While you may have been thinking that fashionistas were interested in dating rock-stars or other creative types, have no fear. The tag-line for the site “Ladies, you no longer need to worry that the cute guy at the bar works in advertising” suggests that the women you’ll meet care only about what’s really important…all of your money!
The home page, part portent of the apocalypse and part shiny, tells us that in New York we’re defined by what we do. You’re in Finance, so we already know you’re a douchebag. I do voice overs, wait tables and write a dating column, so I must be a gay stoner. And as the tag line further suggests, if you’re in advertising, you suck. Thank god this web site exists so that the women of fashion (fabulous, worldly, chic, intelligent, lithe) can separate the chaff (stoner suck-toids) from the wheat (FINANCE GUYS!)

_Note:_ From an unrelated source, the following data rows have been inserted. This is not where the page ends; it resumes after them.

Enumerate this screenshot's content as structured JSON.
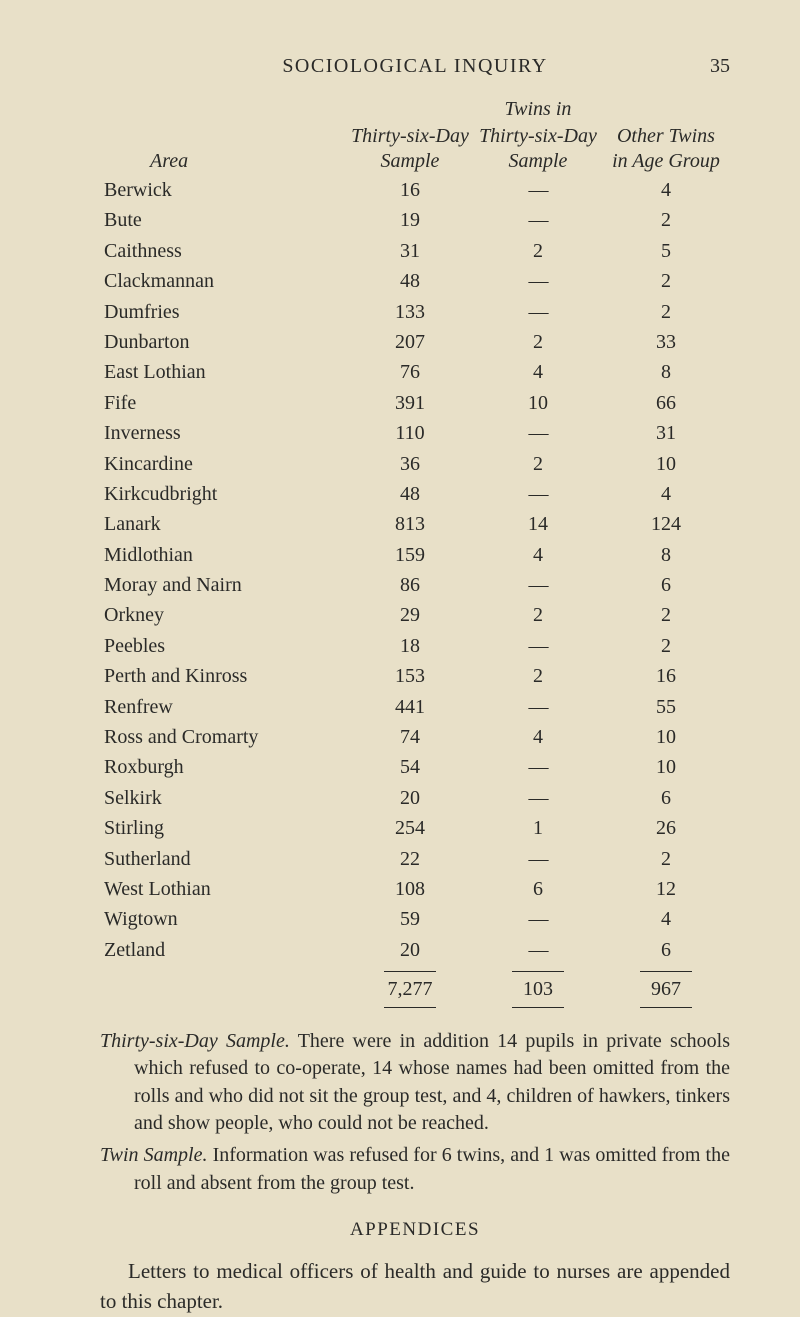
{
  "page": {
    "running_title": "SOCIOLOGICAL INQUIRY",
    "number": "35"
  },
  "table": {
    "headers": {
      "area": "Area",
      "col1_l1": "Thirty-six-Day",
      "col1_l2": "Sample",
      "col2_l1": "Twins in",
      "col2_l2": "Thirty-six-Day",
      "col2_l3": "Sample",
      "col3_l1": "Other Twins",
      "col3_l2": "in Age Group"
    },
    "rows": [
      {
        "area": "Berwick",
        "c1": "16",
        "c2": "—",
        "c3": "4"
      },
      {
        "area": "Bute",
        "c1": "19",
        "c2": "—",
        "c3": "2"
      },
      {
        "area": "Caithness",
        "c1": "31",
        "c2": "2",
        "c3": "5"
      },
      {
        "area": "Clackmannan",
        "c1": "48",
        "c2": "—",
        "c3": "2"
      },
      {
        "area": "Dumfries",
        "c1": "133",
        "c2": "—",
        "c3": "2"
      },
      {
        "area": "Dunbarton",
        "c1": "207",
        "c2": "2",
        "c3": "33"
      },
      {
        "area": "East Lothian",
        "c1": "76",
        "c2": "4",
        "c3": "8"
      },
      {
        "area": "Fife",
        "c1": "391",
        "c2": "10",
        "c3": "66"
      },
      {
        "area": "Inverness",
        "c1": "110",
        "c2": "—",
        "c3": "31"
      },
      {
        "area": "Kincardine",
        "c1": "36",
        "c2": "2",
        "c3": "10"
      },
      {
        "area": "Kirkcudbright",
        "c1": "48",
        "c2": "—",
        "c3": "4"
      },
      {
        "area": "Lanark",
        "c1": "813",
        "c2": "14",
        "c3": "124"
      },
      {
        "area": "Midlothian",
        "c1": "159",
        "c2": "4",
        "c3": "8"
      },
      {
        "area": "Moray and Nairn",
        "c1": "86",
        "c2": "—",
        "c3": "6"
      },
      {
        "area": "Orkney",
        "c1": "29",
        "c2": "2",
        "c3": "2"
      },
      {
        "area": "Peebles",
        "c1": "18",
        "c2": "—",
        "c3": "2"
      },
      {
        "area": "Perth and Kinross",
        "c1": "153",
        "c2": "2",
        "c3": "16"
      },
      {
        "area": "Renfrew",
        "c1": "441",
        "c2": "—",
        "c3": "55"
      },
      {
        "area": "Ross and Cromarty",
        "c1": "74",
        "c2": "4",
        "c3": "10"
      },
      {
        "area": "Roxburgh",
        "c1": "54",
        "c2": "—",
        "c3": "10"
      },
      {
        "area": "Selkirk",
        "c1": "20",
        "c2": "—",
        "c3": "6"
      },
      {
        "area": "Stirling",
        "c1": "254",
        "c2": "1",
        "c3": "26"
      },
      {
        "area": "Sutherland",
        "c1": "22",
        "c2": "—",
        "c3": "2"
      },
      {
        "area": "West Lothian",
        "c1": "108",
        "c2": "6",
        "c3": "12"
      },
      {
        "area": "Wigtown",
        "c1": "59",
        "c2": "—",
        "c3": "4"
      },
      {
        "area": "Zetland",
        "c1": "20",
        "c2": "—",
        "c3": "6"
      }
    ],
    "totals": {
      "c1": "7,277",
      "c2": "103",
      "c3": "967"
    }
  },
  "body": {
    "para1_lead": "Thirty-six-Day Sample.",
    "para1_rest": " There were in addition 14 pupils in private schools which refused to co-operate, 14 whose names had been omitted from the rolls and who did not sit the group test, and 4, children of hawkers, tinkers and show people, who could not be reached.",
    "para2_lead": "Twin Sample.",
    "para2_rest": " Information was refused for 6 twins, and 1 was omitted from the roll and absent from the group test.",
    "appendices": "APPENDICES",
    "final": "Letters to medical officers of health and guide to nurses are appended to this chapter."
  }
}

The language of FashionMeetsFinance raises doubts as to whether the women attending the events have any self-respect as it quickly becomes clear the intention of the proprietors is to populate their happy hours with the biggest sluts “in Fashion.” The repeated use of the phrase “pre-30 marriage/retirement plan” in reference to the motivations of “women in Fashion” suggests a coterie bereft of scruples and rife with Chlamydia. Basically, this is a site for people who love using other people for personal gain. Or as they put it, “Men in finance need women who will allow them to leverage their career in their dating equity.”

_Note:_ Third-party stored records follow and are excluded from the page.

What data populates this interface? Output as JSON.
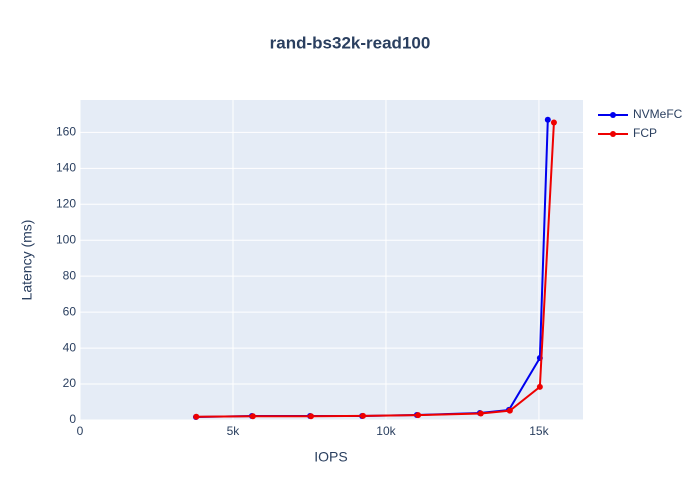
{
  "chart_data": {
    "type": "line",
    "title": "rand-bs32k-read100",
    "x_label": "IOPS",
    "y_label": "Latency (ms)",
    "xlim": [
      0,
      16440
    ],
    "xticks": [
      0,
      {
        "value": 5000,
        "label": "5k"
      },
      {
        "value": 10000,
        "label": "10k"
      },
      {
        "value": 15000,
        "label": "15k"
      }
    ],
    "ylim": [
      0,
      178
    ],
    "yticks": [
      0,
      20,
      40,
      60,
      80,
      100,
      120,
      140,
      160
    ],
    "grid": true,
    "legend": "top-right",
    "series": [
      {
        "name": "NVMeFC",
        "color": "#0000ee",
        "x": [
          3790,
          5620,
          7520,
          9220,
          11010,
          13070,
          14020,
          15030,
          15290
        ],
        "values": [
          1.7,
          2.2,
          2.2,
          2.2,
          2.8,
          3.9,
          5.6,
          34.5,
          167
        ]
      },
      {
        "name": "FCP",
        "color": "#ee0000",
        "x": [
          3800,
          5650,
          7550,
          9250,
          11050,
          13100,
          14050,
          15030,
          15490
        ],
        "values": [
          1.8,
          2.1,
          2.1,
          2.3,
          2.7,
          3.6,
          5.2,
          18.4,
          165.5
        ]
      }
    ]
  }
}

If it’s starting to seem, Bro Heim, that I’m not on your side, it could have something to do with the air of ethnic cleansing wafting from the site’s rhetoric. “FashionMeetsFinance facilitates destiny by purifying the dating pool, bringing together only the most appealing populations in the New York dating game.” Adolf, meet Eva. But before I scare you off with my invective, I’ll leave you with the only two testimonials found anywhere on the site. These testimonials prove without any shadow of a doubt that FMF is the perfect place for super-cool finance dudes like yourself to meet the sophisticated woman of your dreams.
“Could not have had a better time at the party, late night and again the next morning. That’s all I need to know to clear my calendar for the next one. The ladies were exquisite!”
-Kevin Arnot
“The last FMF event I woke up in New Jersey… yet I live in Manhattan. Really, how does one manage to cross water on a Thursday night?”